O comércio transfronteiriço exige uma infraestrutura capaz de lidar com requisitos regionais fragmentados e supervisão regulatória variável.

Quando um comerciante se expande para além do seu território doméstico, ele interage com diversos comportamentos de emissores, flutuações de moeda local e estruturas legais distintas, como a PSD2 no Espaço Económico Europeu.

A expansão internacional envolve a gestão de múltiplos Números de Identificação de Comerciante em várias regiões para evitar os altos custos e as baixas taxas de autorização tipicamente associadas à aquisição não local.

A pilha de pagamentos para operações globais requer uma camada de orquestração que possa encaminhar transações para adquirentes domésticos, usar métodos de pagamento locais para atender às preferências regionais e gerir ciclos de liquidação complexos.

A falha em localizar a experiência de pagamento resulta frequentemente em taxas de recusa mais elevadas devido a filtros de risco do emissor que sinalizam transações estrangeiras.

Ao descentralizar a estratégia de aquisição, as empresas podem minimizar os custos de intercâmbio e reduzir a frequência das taxas transfronteiriças cobradas pelos esquemas de cartões.

Como funciona

  1. Seleção de Adquirente Local

    O sistema identifica a origem geográfica do Número de Identificação Bancária do titular do cartão para determinar o caminho de encaminhamento mais eficiente. Ao direcionar a transação para um adquirente na mesma região do emissor, o comerciante mantém um perfil doméstico.

    Este processo geralmente melhora as taxas de aprovação e reduz as taxas associadas ao processamento internacional.

  2. Integração de Métodos de Pagamento Regionais

    A expansão exige o suporte a Métodos de Pagamento Alternativos que dominam mercados específicos, como redirecionamentos bancários, carteiras digitais ou esquemas de cartões locais.

    O gateway apresenta as opções relevantes com base na localização do utilizador, garantindo que a experiência de checkout corresponde aos padrões locais.

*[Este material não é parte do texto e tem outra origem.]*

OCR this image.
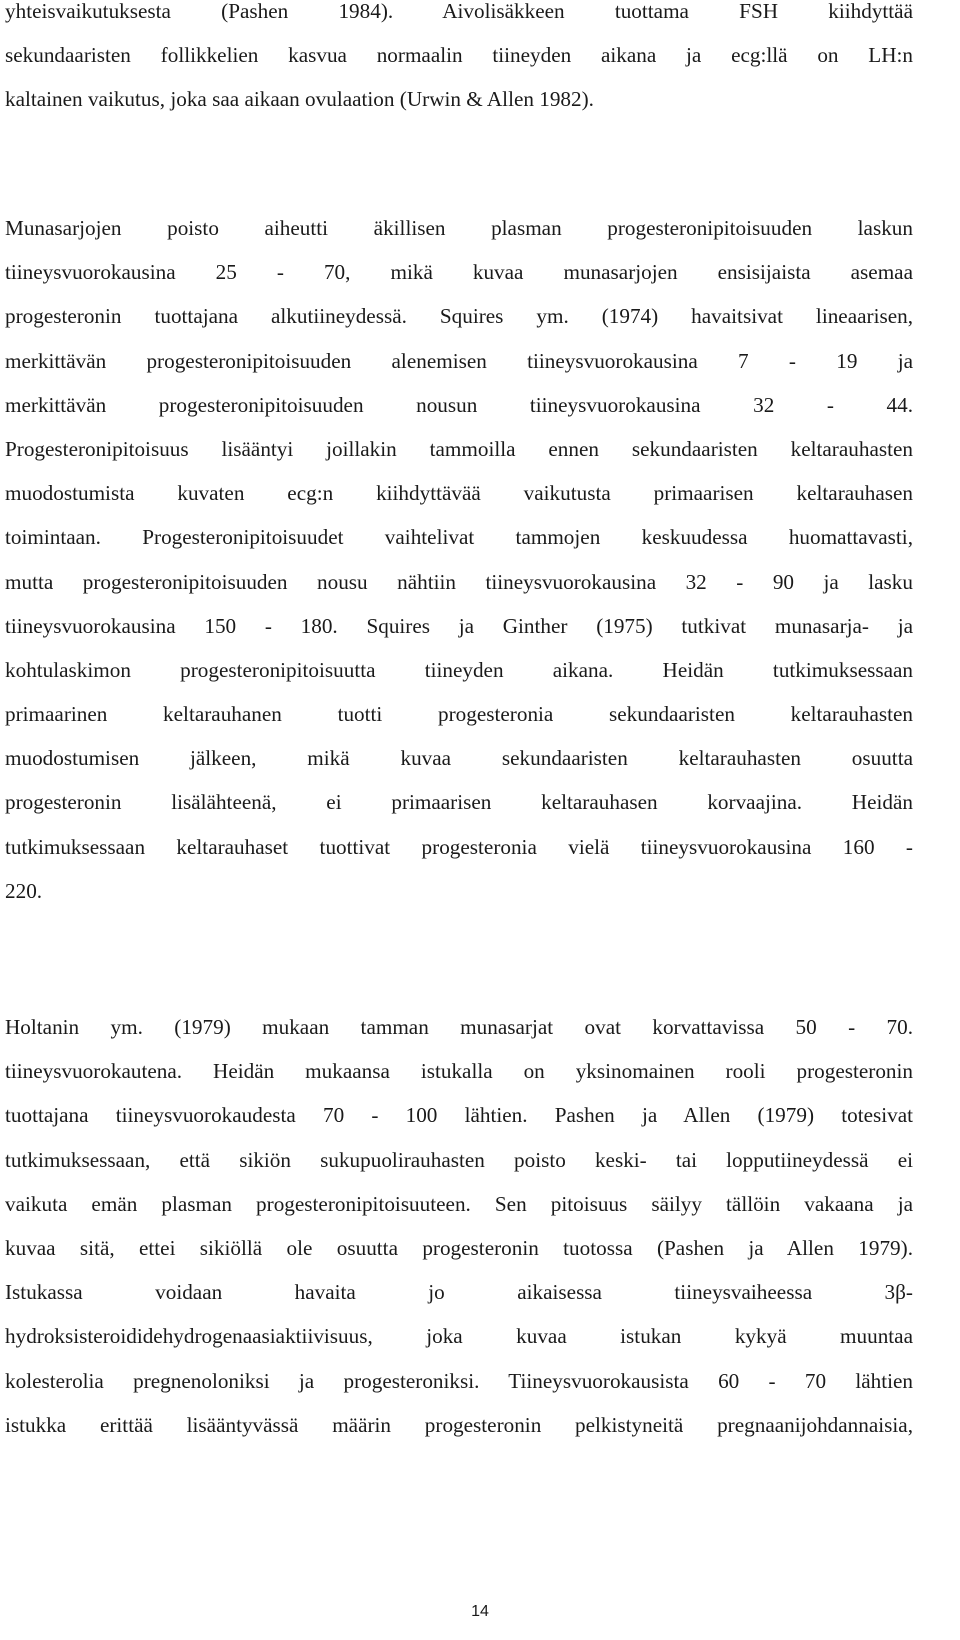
yhteisvaikutuksesta (Pashen 1984). Aivolisäkkeen tuottama FSH kiihdyttää
sekundaaristen follikkelien kasvua normaalin tiineyden aikana ja ecg:llä on LH:n
kaltainen vaikutus, joka saa aikaan ovulaation (Urwin & Allen 1982).
Munasarjojen poisto aiheutti äkillisen plasman progesteronipitoisuuden laskun
tiineysvuorokausina 25 - 70, mikä kuvaa munasarjojen ensisijaista asemaa
progesteronin tuottajana alkutiineydessä. Squires ym. (1974) havaitsivat lineaarisen,
merkittävän progesteronipitoisuuden alenemisen tiineysvuorokausina 7 - 19 ja
merkittävän progesteronipitoisuuden nousun tiineysvuorokausina 32 - 44.
Progesteronipitoisuus lisääntyi joillakin tammoilla ennen sekundaaristen keltarauhasten
muodostumista kuvaten ecg:n kiihdyttävää vaikutusta primaarisen keltarauhasen
toimintaan. Progesteronipitoisuudet vaihtelivat tammojen keskuudessa huomattavasti,
mutta progesteronipitoisuuden nousu nähtiin tiineysvuorokausina 32 - 90 ja lasku
tiineysvuorokausina 150 - 180. Squires ja Ginther (1975) tutkivat munasarja- ja
kohtulaskimon progesteronipitoisuutta tiineyden aikana. Heidän tutkimuksessaan
primaarinen keltarauhanen tuotti progesteronia sekundaaristen keltarauhasten
muodostumisen jälkeen, mikä kuvaa sekundaaristen keltarauhasten osuutta
progesteronin lisälähteenä, ei primaarisen keltarauhasen korvaajina. Heidän
tutkimuksessaan keltarauhaset tuottivat progesteronia vielä tiineysvuorokausina 160 -
220.
Holtanin ym. (1979) mukaan tamman munasarjat ovat korvattavissa 50 - 70.
tiineysvuorokautena. Heidän mukaansa istukalla on yksinomainen rooli progesteronin
tuottajana tiineysvuorokaudesta 70 - 100 lähtien. Pashen ja Allen (1979) totesivat
tutkimuksessaan, että sikiön sukupuolirauhasten poisto keski- tai lopputiineydessä ei
vaikuta emän plasman progesteronipitoisuuteen. Sen pitoisuus säilyy tällöin vakaana ja
kuvaa sitä, ettei sikiöllä ole osuutta progesteronin tuotossa (Pashen ja Allen 1979).
Istukassa voidaan havaita jo aikaisessa tiineysvaiheessa 3β-
hydroksisteroididehydrogenaasiaktiivisuus, joka kuvaa istukan kykyä muuntaa
kolesterolia pregnenoloniksi ja progesteroniksi. Tiineysvuorokausista 60 - 70 lähtien
istukka erittää lisääntyvässä määrin progesteronin pelkistyneitä pregnaanijohdannaisia,
14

Isso reduz o atrito na fase final da jornada de compra do consumidor.

  3. Conversão e Liquidação de Moeda

    As cargas de transação são processadas usando capacidades de várias moedas, permitindo que os clientes paguem na sua denominação local enquanto o comerciante recebe a liquidação na sua moeda preferida.

    Isso envolve a gestão de taxas de câmbio em tempo real e a garantia de que os relatórios de liquidação refletem com precisão os valores convertidos, menos as taxas de esquema e intercâmbio relevantes.

  4. 3DS Dinâmico e Conformidade com SCA

    A plataforma aplica a lógica de Autenticação Forte do Cliente com base nos requisitos legais regionais, como os mandatos específicos sob a PSD2 na Europa.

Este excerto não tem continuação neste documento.